Ever since my hair reached my lower back in the seventh grade, I have waged a perpetual battle with it. It frizzes, it curls, it corkscrews, it pokes out in every direction----it has a mind of its own. No amount of anti-frizz gels, leave-in conditioners or hair straightening at even the highest temperature can tame it. While most of my friends lament about how thin their hair is, I scour the internet for devolumizing tricks. Most days, I resort to putting my hair up in a simple braid or bun to get it out of my face and away from me.
At this point, you’re probably thinking “Well why doesn’t she just cut it off?” The answer to that lies with my mom. When she was my age, she had beautiful, knee-length hair that her own mom conditioned with coconut oil every night before bed. My mother had been raised in a tradition in which long, lustrous hair was a sign of health and vitality. But moving to America with me in her belly and three little boys in tow meant that she could no longer care of all that hair. But cutting it off didn’t mean that she forgot the tradition she shared with her mother and the mothers before her. From an early age, she encouraged me to grow out my hair even when I envied my friends’ effortless and chic short hairstyles. But at age sixteen, I refused to listen to her and stubbornly demanded to cut my hair into a chin-length bob. My mom was understandably disappointed but I didn’t really understand how much my decision to cut my hair affected her until I visited her relatives in India for the first time in seven years a year later.
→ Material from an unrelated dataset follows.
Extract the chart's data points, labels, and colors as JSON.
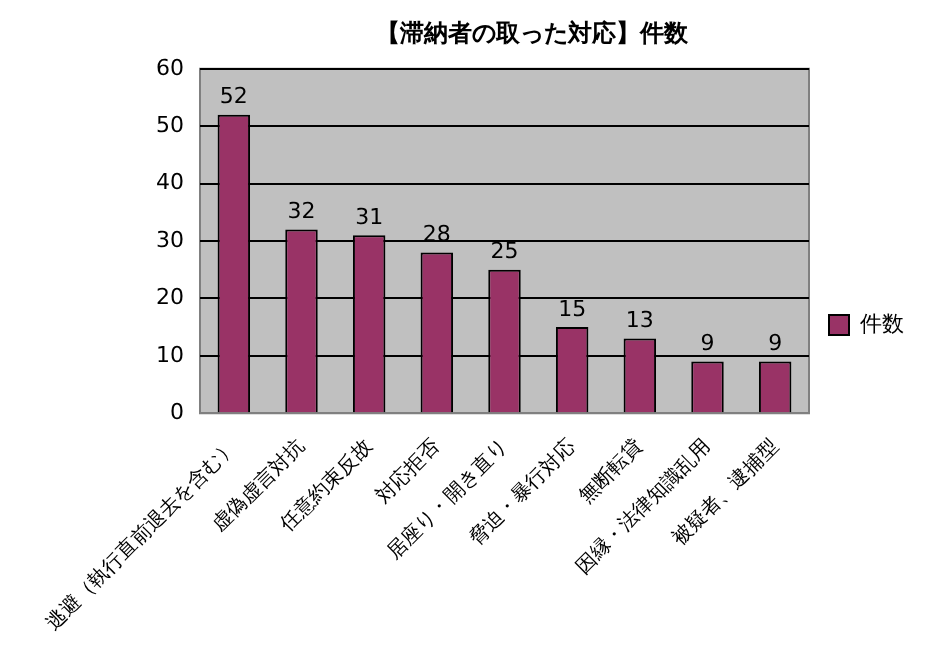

My aunt is five years older than my mom, which puts her at sixty-three. Her hair is shot with streaks of gray, but just like my mom's, it’s still thick and supple, thanks to daily coconut oiling. She hugs me as she greets us at the airport, taking in my shorn locks and running a hand along the edge of my bob. “You’re all grown up! You’re taller but your hair is shorter!” she joked, laughing. A few days later, I find her and my mom looking through an old yellow album of family photos. My aunt pulls me into her chair, and together we gaze at the photos, my mom and aunt laughing softly as they recount childhood memories. They flip the page, and I look down at a photo of three women; my mom and aunt in their twenties and my grandma in her late fifties. It’s a candid shot of the three of them sitting criss-cross applesauce in a line, braiding and oiling each other’s hair. The photo was taken just as someone had something funny because all three of them are laughing and smiling as they braid and oil. My aunt glances at me and her mom. “We should do this sometime, replicate this photo just like how it was forty years ago.”
We did replicate the photo, and had a great time doing it. But I can’t help but think how much more fun it would have been if I had kept that crazy hair I had detested so much for so long, just to share that tradition with my mom and aunt. I won’t pretend that I suddenly appreciated my hair just from seeing that decades-old photo and experiencing that moment with my mom and aunt. And I’m also not saying that I regret cutting my hair. But I do understand that my hair isn’t just a part of my body; it’s a symbol of the tradition that the women in my family have carried for generations. It is the act that will connect the grandmother I never met to the daughter I may have. My hair isn’t unique in its frizziness, its curliness, and its obstinate refusal to be tamed. That’s a trait I share with two generations of women, and perhaps even more. The hair I find irritating my mom finds beautiful because it reminds her of all of the women she shares it with. And while I didn’t have that appreciation for my hair a year ago, I do now. Today, my hair has grown back to shoulder-length and this time, I’m thinking about not just keeping it, but flaunting it with pride.